Zhang’s collaborators, Jack Ma’s team at University of Wisconsin–Madison have confirmed the Fermi-level engineering at the ITO/(Mg)CdTe interface using X-ray photoelectron spectroscopy (XPS) measurements.
The devices were fabricated using high-quality monocrystalline CdTe/MgCdTe DH grown by molecular beam epitaxy. A transparent conductive ITO layer was sputtered on top to serve as the front contact. Structural characterisation confirmed excellent crystalline quality and smooth interfaces. Additionally, advanced XPS techniques were employed to validate the interfacial band alignment and support the interfacial Fermi-level engineering concept.
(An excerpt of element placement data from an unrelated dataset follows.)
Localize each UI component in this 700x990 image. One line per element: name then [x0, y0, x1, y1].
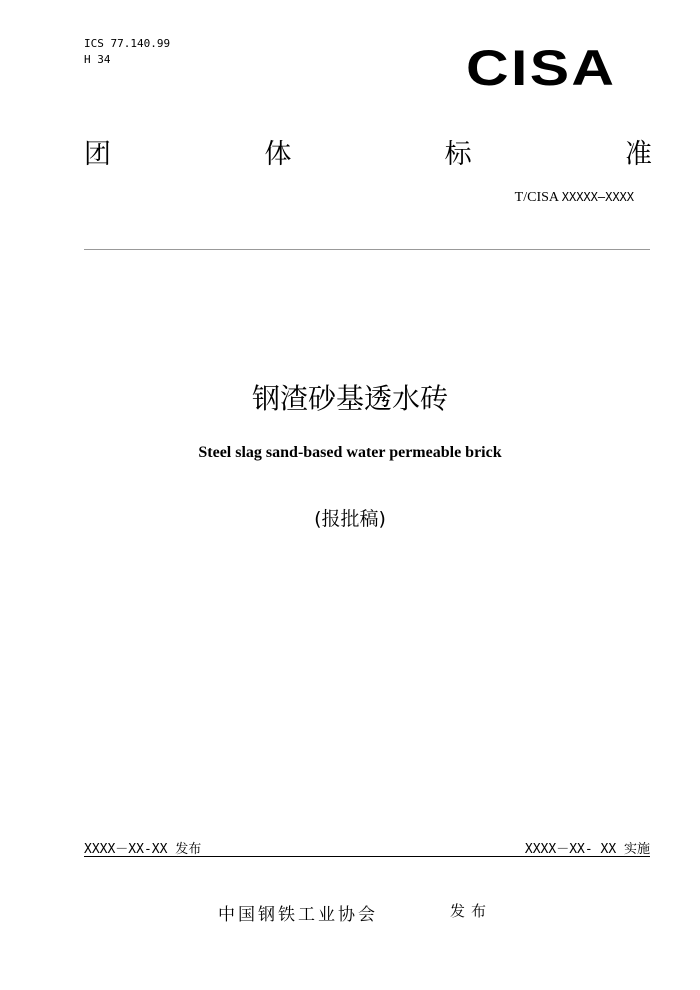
- publish-date: XXXX－XX-XX 发布: [84, 842, 202, 857]
- standard-type-char: 团: [84, 139, 111, 170]
- standard-type-heading: [84, 138, 652, 172]
- ccs-code: H 34: [84, 53, 111, 66]
- classification-codes: [84, 36, 170, 68]
- issuer-name: 中国钢铁工业协会: [218, 905, 378, 925]
- implement-date: XXXX－XX- XX 实施: [524, 842, 650, 857]
- standard-type-char: 标: [444, 139, 472, 170]
- cisa-logo: CISA: [466, 40, 617, 96]
- footer-divider: [84, 856, 650, 857]
- ics-code: ICS 77.140.99: [84, 37, 171, 50]
- draft-status: (报批稿): [314, 508, 386, 530]
- issue-label: 发布: [450, 902, 493, 920]
- standard-type-char: 体: [264, 139, 292, 170]
- header-divider: [84, 249, 650, 250]
- standard-code-number: XXXXX—XXXX: [561, 190, 634, 204]
- standard-type-char: 准: [624, 139, 652, 170]
- standard-code: [515, 190, 634, 206]
- document-title-chinese: 钢渣砂基透水砖: [251, 382, 448, 415]
- standard-code-prefix: T/CISA: [514, 190, 562, 205]
- document-title-english: Steel slag sand-based water permeable brick: [198, 444, 502, 461]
The US National Renewable Energy Laboratory (NREL) has confirmed a Voc exceeding 1 V and efficient carrier collection of the device, demonstrating the effectiveness of the all-n-type design.
For the future, the researchers say that the same Fermi-level engineering approach can be readily extended to other semiconductors with doping issues, such as III-nitrides, oxides, diamond, HgCdTe etc.